ファッション用語事典

ブライドルレザー – Bridleleather

ブライドルレザーのブライドルとは、本来、馬の顔に装着する馬具の事を指す。
元々、ブライドルレザーが馬具に用いられたもの、中世ヨーロッパの戦争に於いて、主戦場であった騎馬戦で、馬の命を守る為に、堅牢性と強靭さを備えた防具用の革が必要だったからである。
その為、ブライドルレザーには、最高級のフルグレインカウハイド(成牛の一枚革)が用いられており、原皮から仕上げに至るまで、およそ10週間という長い時間を要する。
樹脂や種子などの自然の草木によるフルベジタブルタンニン鞣しが行なわれ、その後、皮を十分に寝かせる。
革の深部にしっかりとオイルを染み込ませる為に、天然染料で皮の表面を染色し、タローと呼ばれる獣脂と、100%天然素材の密蝋をブレンドしたブライドル・グリースにつけ込み、獣脂を浸透させる。
こうした一連の工程によって完成したブライドルレザーは、10年以上も使用することが出来る堅牢性と、使い込むほどに鈍い色合いの独特の艶が出てくる特性を持つ。
ブライドルレザーの表面には白い粉が浮き出ている事があるが、これは染み込ませた蝋が浮き出てくるブルームと呼ばれるもので、本物のブライドルレザーである証でもある。
使い込めば使い込むほどに、革の奥に染み込ませた蝋が革の艶を引き立て、ブライドルレザー特有の味わい深い色と質感が持つ者の心を魅了するのだ。

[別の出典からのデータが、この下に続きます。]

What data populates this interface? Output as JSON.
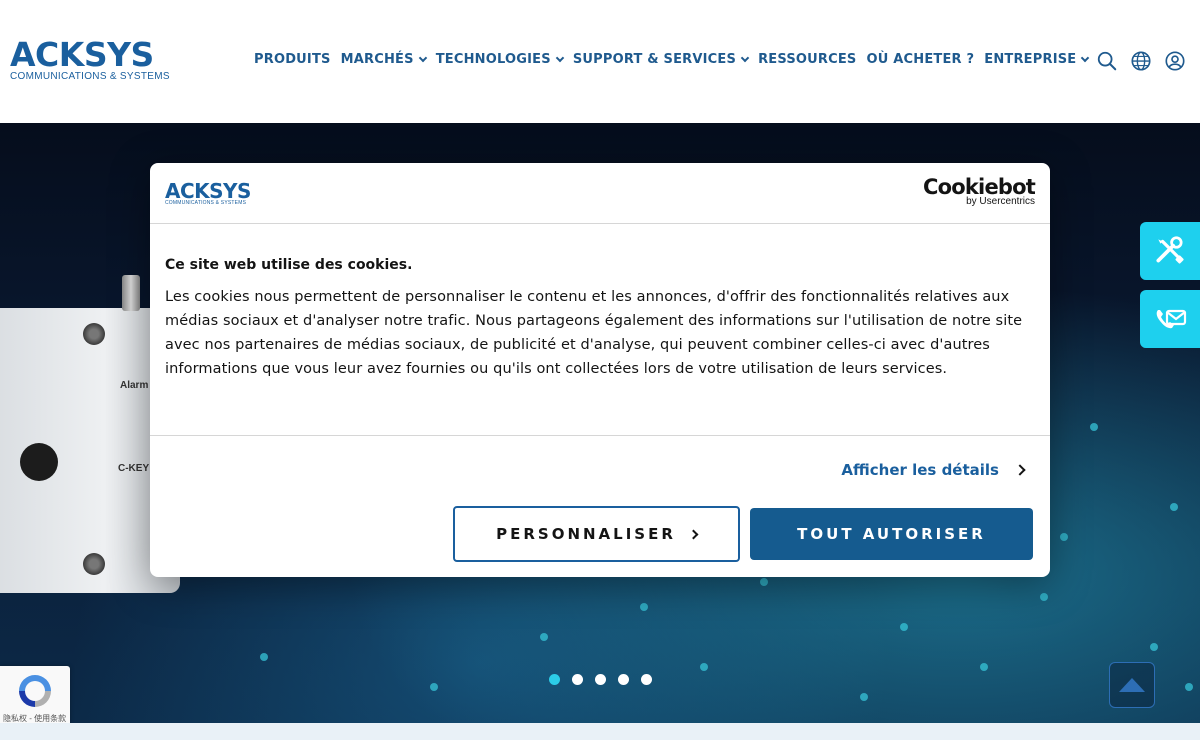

ブライドルレザー製品で名高い、ホワイトハウスコックス社CEOのコックス氏は、イングランド南西部、ウェールズとの国境に程近いデヴォン州ホニトンにあるJ.&F.ベイカー社の作るブライドルレザーが、世界で最も優れた革だと断言する。
J&F.Jベイカーは1860年に創業の会社で、中世の時代より続いていたタンナーを買い取り、同地で稼業を続けている。
現在も創業当時と変わらぬファクトリーと機材を用いて皮の鞣しを行なっている。
ロンドンのジャーミンストリートに居を構える伝統的なビスポーク靴店やジョンロブ、ガジアーノ&ガーリングなど、英国高級紳士靴メーカーに靴の底材用のレザーを卸していることでも知られている。

同社の革作りには、途方も無い時間が掛かる。
通常のレザーで鞣すのに1年、ブライドルで約一年半もの時間を要する。
ベイカー社のあるホニトン近辺は、英国らしいのんびりとした、見渡す限りの田園風景地帯が広がる。
牧草地が広がり、原皮となる牛たちが飼われ、上質な地下の天然水がこんこんと湧き出てくる。
皮の鞣しに使われる、オークと呼ばれる樫の木も豊富に生い茂り、ベイカー社が使うオークもこの地元で取れたオークである。
ブライドルレザーが素晴らしいのは、単に革のクォリティーが素晴らしいだけに限らず、こうした英国の豊かな自然環境と伝統工芸の恩恵を一身に受けた、工芸品であることである。